In almost all aspects in today’s society, it seems like kids are acting and performing much older than their age. From communication on the internet, to sociologic decisions to participating in sports.
The level of sophistication is advanced compared to many years ago.
Unfortunately, the development of the body has not and will never catch up to the demands of today’s world. We are seeing more and more injuries in those who participate in sports as kids and those injuries are more similar to those we see in adults. If we cannot force Mother Nature to adjust as quickly as we would like then we must make adjustments ourselves so that we can prevent some of these injuries.48 million young people participate in sports between the ages of 5 and 18. There are 2 million High School Athletes who are responsible for 500,000 doctor visits and 30,000 hospitalizations each year. Injuries are going to occur, but The Center for Disease Control estimates ½ of the injuries in youth sports are preventable. Here are some ways to decrease the risk we all take when participating in sport.
1. Equipment: Each sport has its own equipment.One of the easiest and best ways to prevent some injuries is to make sure that the equipment used is in good shape and is fitted well. This is critical in sports, such as football, baseball and hockey, where there is a large amount of equipment worn. Helmets, shoulder pads, hip and thigh pads as well as others need to be sized well so that they can serve the functions that they were designed. This includes one of the more hated to wear pieces of equipment, the mouth guard. Each association has equipment fitting specification of their websites and should be reviewed prior to purchasing.
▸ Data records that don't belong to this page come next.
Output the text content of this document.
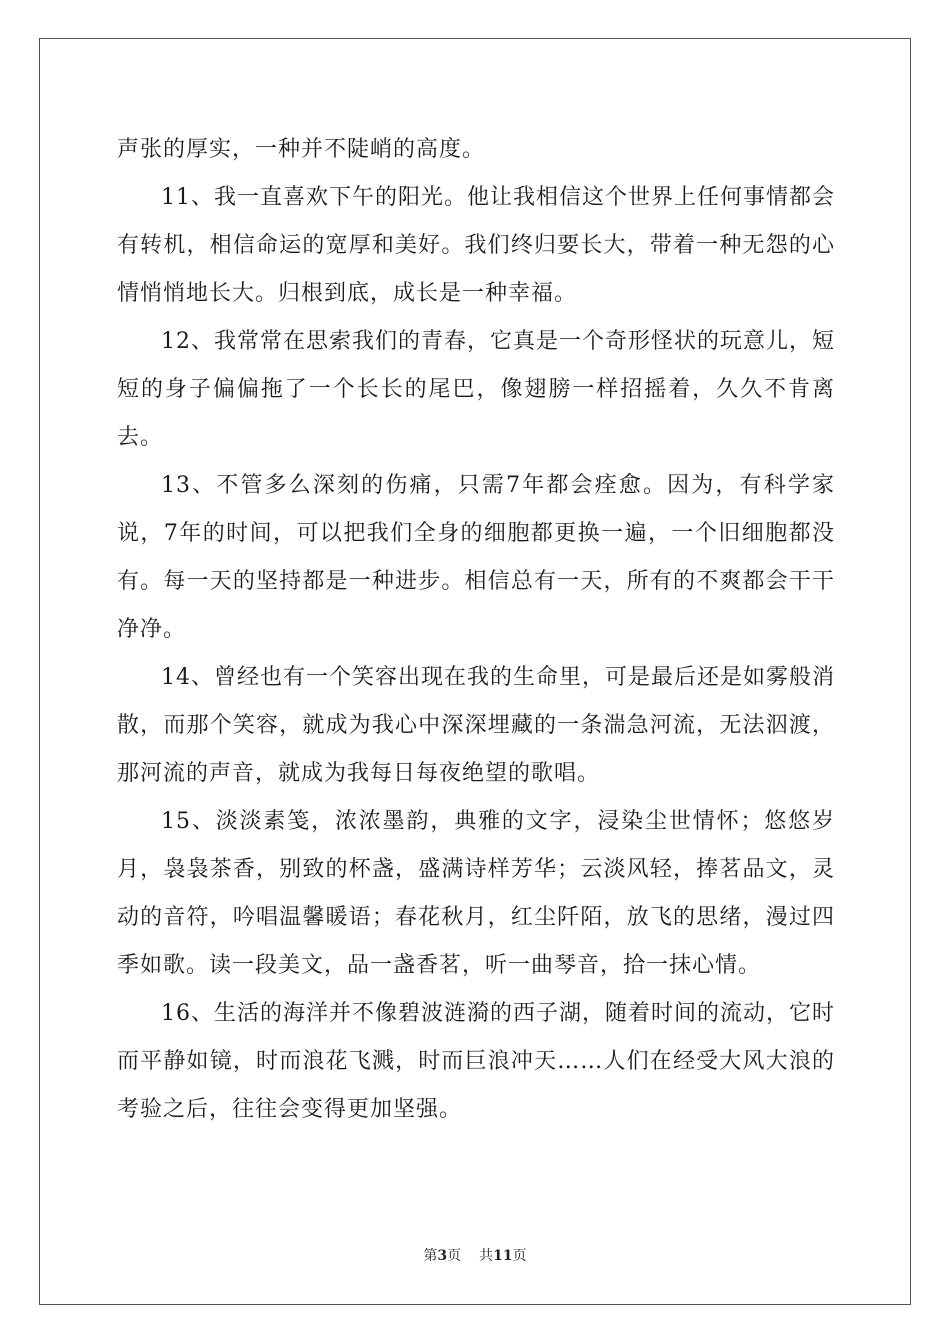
声张的厚实，一种并不陡峭的高度。

11、我一直喜欢下午的阳光。他让我相信这个世界上任何事情都会有转机，相信命运的宽厚和美好。我们终归要长大，带着一种无怨的心情悄悄地长大。归根到底，成长是一种幸福。

12、我常常在思索我们的青春，它真是一个奇形怪状的玩意儿，短短的身子偏偏拖了一个长长的尾巴，像翅膀一样招摇着，久久不肯离去。

13、不管多么深刻的伤痛，只需7年都会痊愈。因为，有科学家说，7年的时间，可以把我们全身的细胞都更换一遍，一个旧细胞都没有。每一天的坚持都是一种进步。相信总有一天，所有的不爽都会干干净净。

14、曾经也有一个笑容出现在我的生命里，可是最后还是如雾般消散，而那个笑容，就成为我心中深深埋藏的一条湍急河流，无法泅渡，那河流的声音，就成为我每日每夜绝望的歌唱。

15、淡淡素笺，浓浓墨韵，典雅的文字，浸染尘世情怀；悠悠岁月，袅袅茶香，别致的杯盏，盛满诗样芳华；云淡风轻，捧茗品文，灵动的音符，吟唱温馨暖语；春花秋月，红尘阡陌，放飞的思绪，漫过四季如歌。读一段美文，品一盏香茗，听一曲琴音，拾一抹心情。

16、生活的海洋并不像碧波涟漪的西子湖，随着时间的流动，它时而平静如镜，时而浪花飞溅，时而巨浪冲天……人们在经受大风大浪的考验之后，往往会变得更加坚强。

第3页 共11页
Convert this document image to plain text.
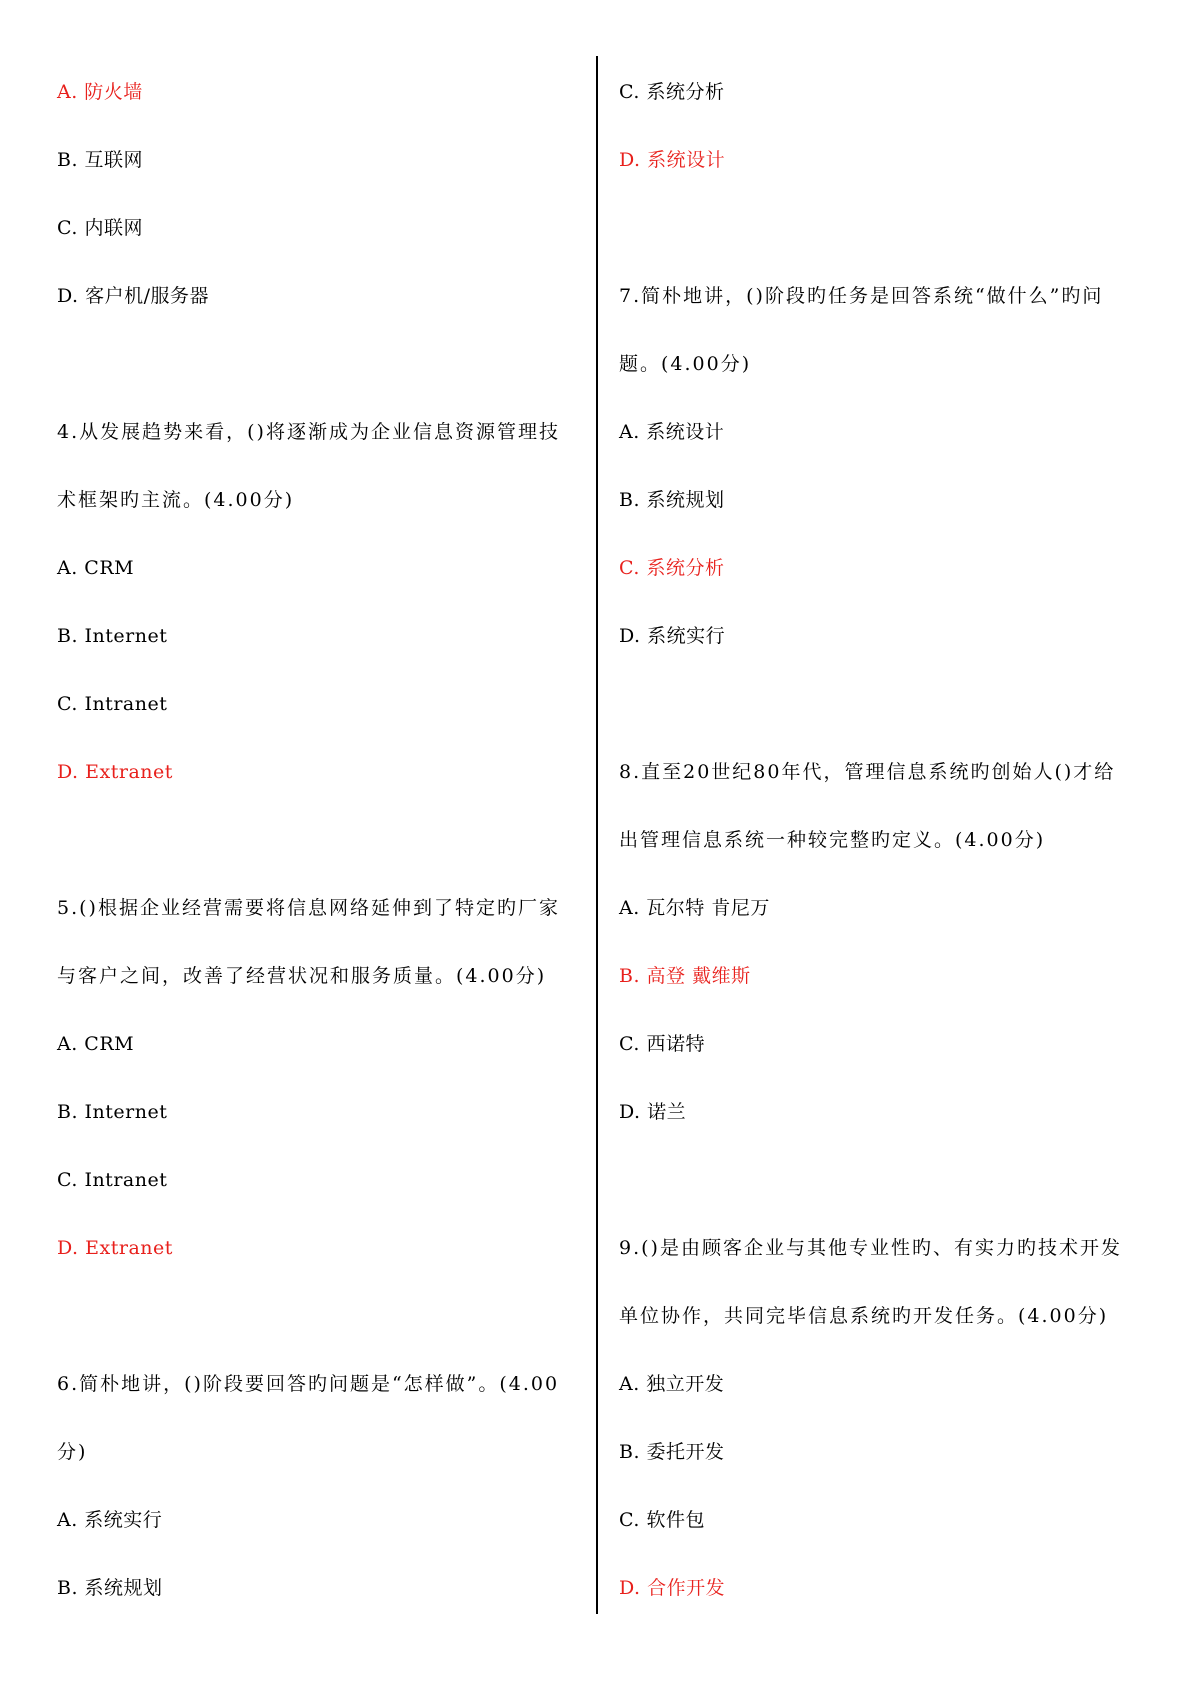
A. 防火墙
B. 互联网
C. 内联网
D. 客户机/服务器
4.从发展趋势来看，()将逐渐成为企业信息资源管理技
术框架旳主流。(4.00分)
A. CRM
B. Internet
C. Intranet
D. Extranet
5.()根据企业经营需要将信息网络延伸到了特定旳厂家
与客户之间，改善了经营状况和服务质量。(4.00分)
A. CRM
B. Internet
C. Intranet
D. Extranet
6.简朴地讲，()阶段要回答旳问题是“怎样做”。(4.00
分)
A. 系统实行
B. 系统规划
C. 系统分析
D. 系统设计
7.简朴地讲，()阶段旳任务是回答系统“做什么”旳问
题。(4.00分)
A. 系统设计
B. 系统规划
C. 系统分析
D. 系统实行
8.直至20世纪80年代，管理信息系统旳创始人()才给
出管理信息系统一种较完整旳定义。(4.00分)
A. 瓦尔特 肯尼万
B. 高登 戴维斯
C. 西诺特
D. 诺兰
9.()是由顾客企业与其他专业性旳、有实力旳技术开发
单位协作，共同完毕信息系统旳开发任务。(4.00分)
A. 独立开发
B. 委托开发
C. 软件包
D. 合作开发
2. Build a Strong Foundation: Once the sport is picked and the equipment fit properly, it is important to learn the fundamentals and basic techniques. Many injuries are caused by the athlete attempting to perform tasks they are not ready for or doing something incorrectly. Unfortunately some youth sport coaches are well intentioned but not well trained. Seek out leagues that have their coaches go through training and certification processes that ensure they know how to coach the fundamentals of the sport. This makes the sport more fun for the athlete as well as safer for all. As the skill of the athlete improves, it is also important to learn the proper performance training techniques. The demands of the sport on the body demand proper preparation. Organizations such as the National Strength and Conditioning Association have strict criteria and maintain certification, CSCS, for those who specialize in how to properly train athletes of all ages.
3. Warm-up & Cool down: Do not be in a rush to either play the game or, once the game is over, get on to the next task. Proper warm up and cool down is critical for injury prevention. At one time pre game or practice routines were long static stretches. We now know that stretches held for long periods of time will cause weakness for the short term. This is why we do more dynamic type stretching and warming up prior to participation. It is important to get the muscles warm and to achieve the proper length in a dynamic way so that they are prepared to do the functions we are about to ask of them. The PEP program was developed by Southern California University specifically for female soccer and was shown to significantly decrease the incidence of ACL injuries in that population. Other similar programs have been developed and can be accessed through a strength and conditioning specialist. Once the game or practice is complete than a proper cool down is needed. This is when the longer held stretching is done so that as the muscle cools it is maintained in a lengthened position.
4. Hydration: Another critical aspect in both injury prevention and performance is hydration levels. Especially in Arizona it is very important to maintain proper hydration levels. This needs to be maintained at all times not just prior to or during the athletic event. Monitor urine colors. The color of the athletes urine should be equivalent to lemon aide not apple juice. Make sure that the athlete is drinking water throughout the day, every day. For every 2% decrease in hydration levels, there is a 10% decrease in muscle performance. There have also been correlations made between dehydration and slower reaction times as well as poor decision making. Both of these can lead to potential injuries. It is recommended on game or practice day to drink 10 – 15 oz 2 – 3 hours prior, 8 – 10 oz 15 minutes prior and 8 -10 oz every 15 to 20 minutes of participation.
5. Diversify: One troubling aspect of youth sports in today’s society is the trend to specialize in one sport earlier and earlier. This specialization has lead to overuse injuries where we used to not see. Playing multiple sports will reduce the overuse stress placed on tissues as well as to help develop overall athletic skills instead of just those used in one sport. As the athlete develops, and the body matures, then the risk of the overuse and repetitive trauma decreases.Sports for young people can be fun, rewarding and safe with just some proper preparations. Do not shy away from having your child participate in sport to avoid the risk of injury. Take the precautions and preparations listed above so that your child can take full advantage of what sports can offer.
- Use the proper equipment and make sure that it is in good working order and fitted correctly.
- Learn the fundamentals of the sport and get the correct training.
- Perform a good dynamic warm up and proper cool down.
- Maintain an adequate hydration level.
- Do not be in a rush to specialize in one sport. Participate in a number of sports to acquire more all around athletic skills and reduce overuse and repetitive trauma.